"A wonderful show." - NBC's Today
"A tear-jerking, hand-clapping, mind-blowing stroll through history." - The Shreveport Times
From the Author
Standing Os. Cheers. People coming up to me and shaking my hand, saying thank you, telling me what my play meant to them. Face to face. Night after night.
We seldom get that response with our books. Perhaps at a book signing. Or when somebody writes a particularly flattering review. With my play Letters From The Front, I got it after every performance, year after year, all over the world.
I wish every writer was able to experience that. After releasing my one (and so far, only) novel Unthinkable Consequences, I've often wondered how people responded when they read it. A few have been kind enough to leave enthusiastic reviews, but that was after they'd read the entire book and had time to analyze their feelings toward the work.
It's very different with a play. The reaction is spontaneous and continuous. Night after night I sat in the dark with hundreds of others and watched and listened to their reaction while the performance was in progress. A laugh here, a tear there, a gasp, a groan, shuffling in their seats when their attention wasn't being held completely, leaning forward when it was.
Do people react that way while they read our books? No doubt they do. We're just not there to see it. Its been hard for me to get used to that.
To me Letters From The Front is summed up by a statement made by lead character Katharine Hartgrove near the end of Act I:
"To me, this play isn't about individual wars or the politics behind them or who was right or who was wrong. It's about the fragile and precious nature of life. It's about everyday people who suddenly came face to face with their own mortality, or the prospect of losing a loved one. It's about people reaching out to each other, maybe for the last time. Each of these letters was affirmation on the part of the writer that at their darkest moment they were not alone."

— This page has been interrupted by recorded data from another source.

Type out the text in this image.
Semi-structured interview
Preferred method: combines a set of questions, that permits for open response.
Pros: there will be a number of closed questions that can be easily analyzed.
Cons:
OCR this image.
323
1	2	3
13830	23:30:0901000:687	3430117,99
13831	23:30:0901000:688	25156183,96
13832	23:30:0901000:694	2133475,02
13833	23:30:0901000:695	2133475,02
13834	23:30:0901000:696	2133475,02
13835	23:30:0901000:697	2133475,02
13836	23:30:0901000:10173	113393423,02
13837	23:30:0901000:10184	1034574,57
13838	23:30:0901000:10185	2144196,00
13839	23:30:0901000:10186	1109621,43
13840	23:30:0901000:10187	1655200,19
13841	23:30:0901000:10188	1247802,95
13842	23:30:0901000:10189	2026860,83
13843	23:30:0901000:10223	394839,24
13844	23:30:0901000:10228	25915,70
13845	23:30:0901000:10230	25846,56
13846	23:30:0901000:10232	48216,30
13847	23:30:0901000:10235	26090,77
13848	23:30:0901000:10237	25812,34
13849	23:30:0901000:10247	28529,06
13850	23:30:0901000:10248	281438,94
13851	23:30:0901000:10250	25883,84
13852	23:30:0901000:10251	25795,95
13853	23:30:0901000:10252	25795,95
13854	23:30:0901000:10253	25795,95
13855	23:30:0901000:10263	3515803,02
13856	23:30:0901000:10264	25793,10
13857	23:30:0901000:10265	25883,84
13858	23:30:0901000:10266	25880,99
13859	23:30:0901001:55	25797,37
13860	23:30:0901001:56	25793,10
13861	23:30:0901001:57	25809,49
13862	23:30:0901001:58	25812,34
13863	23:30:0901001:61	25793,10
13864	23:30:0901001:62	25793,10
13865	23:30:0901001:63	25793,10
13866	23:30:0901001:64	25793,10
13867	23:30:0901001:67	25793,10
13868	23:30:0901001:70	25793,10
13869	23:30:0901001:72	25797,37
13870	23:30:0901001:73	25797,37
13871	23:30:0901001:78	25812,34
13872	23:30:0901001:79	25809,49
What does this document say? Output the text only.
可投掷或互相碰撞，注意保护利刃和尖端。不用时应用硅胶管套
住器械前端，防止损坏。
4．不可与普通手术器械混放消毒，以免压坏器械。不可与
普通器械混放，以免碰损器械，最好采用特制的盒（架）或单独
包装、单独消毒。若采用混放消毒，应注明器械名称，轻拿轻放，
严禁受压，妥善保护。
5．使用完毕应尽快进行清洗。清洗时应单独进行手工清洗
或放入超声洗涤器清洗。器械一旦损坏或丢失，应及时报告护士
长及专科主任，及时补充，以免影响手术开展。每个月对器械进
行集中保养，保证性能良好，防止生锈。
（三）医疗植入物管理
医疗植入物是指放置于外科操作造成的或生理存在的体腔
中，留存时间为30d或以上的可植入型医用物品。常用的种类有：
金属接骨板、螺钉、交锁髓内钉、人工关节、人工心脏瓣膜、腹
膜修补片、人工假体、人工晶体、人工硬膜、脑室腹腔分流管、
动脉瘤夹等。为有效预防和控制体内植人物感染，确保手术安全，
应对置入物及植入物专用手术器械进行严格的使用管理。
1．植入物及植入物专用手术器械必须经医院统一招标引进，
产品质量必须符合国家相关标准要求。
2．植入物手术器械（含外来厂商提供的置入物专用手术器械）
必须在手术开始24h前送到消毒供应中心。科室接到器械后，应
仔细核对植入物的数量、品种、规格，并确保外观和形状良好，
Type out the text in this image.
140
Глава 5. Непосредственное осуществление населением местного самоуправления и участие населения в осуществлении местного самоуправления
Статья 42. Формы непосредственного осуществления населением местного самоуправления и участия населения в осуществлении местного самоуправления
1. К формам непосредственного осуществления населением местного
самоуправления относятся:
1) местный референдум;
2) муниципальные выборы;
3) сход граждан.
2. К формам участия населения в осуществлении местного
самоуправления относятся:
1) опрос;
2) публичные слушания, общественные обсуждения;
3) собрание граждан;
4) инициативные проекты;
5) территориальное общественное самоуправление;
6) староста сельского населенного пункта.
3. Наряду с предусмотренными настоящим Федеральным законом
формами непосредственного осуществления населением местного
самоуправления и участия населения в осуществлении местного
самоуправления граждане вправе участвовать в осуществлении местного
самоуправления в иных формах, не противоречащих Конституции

Couldn't have said it better myself. It's about people, what's in their hearts, who they love, how they deal with life's adversities. At the core is a conflict of massive proportions - World War II. Millions are thrown into the conflagration. But Letters From the Front focusses on just two people as they struggle to understand, adjust, put events into some sort of meaningful perspective, and discover the depth of their love for each other.
Maybe the song As Time Goes By captures the sentiment best: "It's still the same old story, a fight for love and glory."